As cabeças rolarão, não haverá piedade, clemência ou salvação. Contato e envio de textos: cabecascortadas@gmail.com

A voz ao lado.

Fazia um tempo que não ouvia a voz da senhora que mora ao lado com sua acompanhante. Nem mesmo sua tosse ou gemidos de dor, que de madrugada ela insistia e soltava. Ainda ontem vi sua acompanhante Julia entrar com pães e leite. Eu lhe pedia o isqueiro, ela me emprestava meio que a contragosto. Tentava puxar papo, mas ela sempre monossilábica. Ela é meio gordinha, nem alta e nem baixa, branca de cabelos claros, tem uns olhos castanhos claros e um olhar fixo, marcante, às vezes amedrontador, as bochechas rosadas e sempre que eu puxava assunto, ela corava mais.

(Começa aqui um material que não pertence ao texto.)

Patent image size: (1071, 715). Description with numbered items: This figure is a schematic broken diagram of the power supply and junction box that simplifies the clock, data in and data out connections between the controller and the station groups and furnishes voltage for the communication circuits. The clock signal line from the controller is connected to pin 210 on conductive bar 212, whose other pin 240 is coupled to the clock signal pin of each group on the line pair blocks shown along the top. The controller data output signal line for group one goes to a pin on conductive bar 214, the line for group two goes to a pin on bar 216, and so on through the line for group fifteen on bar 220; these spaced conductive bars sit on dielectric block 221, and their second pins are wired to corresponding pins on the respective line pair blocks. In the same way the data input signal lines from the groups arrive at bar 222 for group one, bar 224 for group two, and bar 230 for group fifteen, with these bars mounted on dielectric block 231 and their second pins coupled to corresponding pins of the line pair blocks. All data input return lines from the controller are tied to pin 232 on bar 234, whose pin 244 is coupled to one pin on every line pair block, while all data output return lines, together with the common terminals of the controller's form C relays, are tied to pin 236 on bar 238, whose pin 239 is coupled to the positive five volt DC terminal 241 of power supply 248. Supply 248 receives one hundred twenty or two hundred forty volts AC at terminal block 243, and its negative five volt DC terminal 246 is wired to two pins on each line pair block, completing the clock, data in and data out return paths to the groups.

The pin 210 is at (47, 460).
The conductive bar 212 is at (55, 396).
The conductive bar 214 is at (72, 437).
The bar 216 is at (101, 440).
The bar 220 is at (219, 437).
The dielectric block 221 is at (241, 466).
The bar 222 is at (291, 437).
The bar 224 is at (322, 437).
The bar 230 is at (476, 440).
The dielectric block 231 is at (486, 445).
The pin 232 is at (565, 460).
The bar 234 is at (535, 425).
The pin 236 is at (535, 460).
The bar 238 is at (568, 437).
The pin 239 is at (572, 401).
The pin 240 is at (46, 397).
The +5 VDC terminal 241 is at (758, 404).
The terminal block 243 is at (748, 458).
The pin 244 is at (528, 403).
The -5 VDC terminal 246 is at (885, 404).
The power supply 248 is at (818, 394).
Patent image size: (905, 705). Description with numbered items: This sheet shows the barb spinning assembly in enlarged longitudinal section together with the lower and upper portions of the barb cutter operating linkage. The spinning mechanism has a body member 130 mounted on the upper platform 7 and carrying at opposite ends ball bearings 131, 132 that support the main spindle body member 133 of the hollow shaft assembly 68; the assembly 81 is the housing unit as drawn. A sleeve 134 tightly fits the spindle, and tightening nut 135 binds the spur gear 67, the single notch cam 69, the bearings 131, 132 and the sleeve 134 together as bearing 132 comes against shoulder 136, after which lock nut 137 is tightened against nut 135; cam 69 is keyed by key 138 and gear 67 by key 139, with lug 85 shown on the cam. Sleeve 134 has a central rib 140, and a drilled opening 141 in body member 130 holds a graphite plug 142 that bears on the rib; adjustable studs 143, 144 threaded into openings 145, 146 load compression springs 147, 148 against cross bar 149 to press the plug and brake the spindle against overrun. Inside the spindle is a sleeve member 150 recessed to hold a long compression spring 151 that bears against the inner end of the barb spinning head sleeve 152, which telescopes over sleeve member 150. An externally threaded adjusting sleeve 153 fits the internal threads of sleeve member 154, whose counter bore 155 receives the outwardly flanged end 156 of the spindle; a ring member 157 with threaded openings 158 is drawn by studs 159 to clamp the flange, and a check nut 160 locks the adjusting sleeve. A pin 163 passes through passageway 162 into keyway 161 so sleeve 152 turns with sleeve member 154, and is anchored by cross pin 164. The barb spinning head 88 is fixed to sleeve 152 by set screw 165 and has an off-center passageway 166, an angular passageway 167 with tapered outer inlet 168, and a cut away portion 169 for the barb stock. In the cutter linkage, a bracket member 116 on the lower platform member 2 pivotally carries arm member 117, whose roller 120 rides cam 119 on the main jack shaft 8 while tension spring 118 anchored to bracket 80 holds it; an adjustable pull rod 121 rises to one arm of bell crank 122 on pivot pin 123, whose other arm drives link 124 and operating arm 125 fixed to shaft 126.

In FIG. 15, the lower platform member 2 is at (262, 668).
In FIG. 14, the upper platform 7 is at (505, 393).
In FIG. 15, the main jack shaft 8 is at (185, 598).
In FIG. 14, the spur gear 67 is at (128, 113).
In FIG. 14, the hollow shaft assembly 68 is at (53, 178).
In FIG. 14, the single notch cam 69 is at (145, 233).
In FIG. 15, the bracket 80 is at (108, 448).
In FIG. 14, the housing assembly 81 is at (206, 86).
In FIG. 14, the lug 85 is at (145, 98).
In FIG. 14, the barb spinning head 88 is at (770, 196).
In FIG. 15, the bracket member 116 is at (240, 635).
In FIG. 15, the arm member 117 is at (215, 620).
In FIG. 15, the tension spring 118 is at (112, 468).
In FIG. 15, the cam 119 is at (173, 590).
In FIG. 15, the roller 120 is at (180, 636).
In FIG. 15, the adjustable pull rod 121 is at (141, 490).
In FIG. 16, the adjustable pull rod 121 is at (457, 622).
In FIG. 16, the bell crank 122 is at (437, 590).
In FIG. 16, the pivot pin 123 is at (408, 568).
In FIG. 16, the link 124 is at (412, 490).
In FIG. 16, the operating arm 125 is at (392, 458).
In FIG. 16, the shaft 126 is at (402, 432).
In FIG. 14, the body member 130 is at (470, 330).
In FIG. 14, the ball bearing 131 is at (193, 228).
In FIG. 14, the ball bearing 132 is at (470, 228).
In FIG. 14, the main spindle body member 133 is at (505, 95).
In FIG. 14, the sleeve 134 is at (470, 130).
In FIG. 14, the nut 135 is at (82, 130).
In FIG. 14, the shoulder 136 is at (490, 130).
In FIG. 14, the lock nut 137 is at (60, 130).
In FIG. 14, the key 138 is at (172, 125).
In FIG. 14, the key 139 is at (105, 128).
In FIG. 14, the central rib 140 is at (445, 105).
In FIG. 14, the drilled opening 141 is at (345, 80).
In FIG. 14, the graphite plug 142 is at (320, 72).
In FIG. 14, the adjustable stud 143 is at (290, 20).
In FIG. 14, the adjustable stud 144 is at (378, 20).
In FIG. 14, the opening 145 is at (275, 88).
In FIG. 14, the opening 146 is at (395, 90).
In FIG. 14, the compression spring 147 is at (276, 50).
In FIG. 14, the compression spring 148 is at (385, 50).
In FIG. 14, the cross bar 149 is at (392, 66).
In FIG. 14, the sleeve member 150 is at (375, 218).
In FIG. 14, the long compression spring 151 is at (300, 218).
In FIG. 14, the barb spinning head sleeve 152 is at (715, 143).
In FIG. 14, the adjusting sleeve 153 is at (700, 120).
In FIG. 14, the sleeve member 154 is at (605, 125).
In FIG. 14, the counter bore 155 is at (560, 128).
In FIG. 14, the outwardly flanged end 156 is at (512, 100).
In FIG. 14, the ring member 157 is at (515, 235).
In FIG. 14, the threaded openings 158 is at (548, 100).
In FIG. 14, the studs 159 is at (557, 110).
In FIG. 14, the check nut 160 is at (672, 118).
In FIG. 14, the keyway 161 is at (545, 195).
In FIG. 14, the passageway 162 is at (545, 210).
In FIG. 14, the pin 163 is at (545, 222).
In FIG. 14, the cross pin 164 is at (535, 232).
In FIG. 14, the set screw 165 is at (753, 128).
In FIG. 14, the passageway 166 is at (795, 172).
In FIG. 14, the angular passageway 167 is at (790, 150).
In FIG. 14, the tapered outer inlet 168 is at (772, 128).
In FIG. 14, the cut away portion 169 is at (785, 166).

Mas o fato da Dona Eulália não fazer mais nenhum barulho, isso estava martelando minha cabeça há vários dias. Porque a gente se acostuma com as coisas que nos irritam e chega um momento que até sentimos falta. Esta senhora, não deve ter mais de setenta anos, os filhos moram na Europa há bastante tempo e contrataram a Julia na última vez que estiveram aqui, isso faz uns dois anos. O sobrado de esquina é da família há muito tempo, tem ar dos prédios do Broklin que vemos nos filmes americanos.
Decidi espreitar a casa, e descobrir o que aconteceu com a pobre senhora. No fim de tarde fui saber como estava a Dona Lala, como é chamada pelos vizinhos. Para isso, joguei um lençol sobre o parapeito do primeiro andar, para dizer que foi o vento que fez voar e parar ali. Toquei a sineta da porta e esperei, a acompanhante veio atender nervosa, afinal não era costume receber visitas.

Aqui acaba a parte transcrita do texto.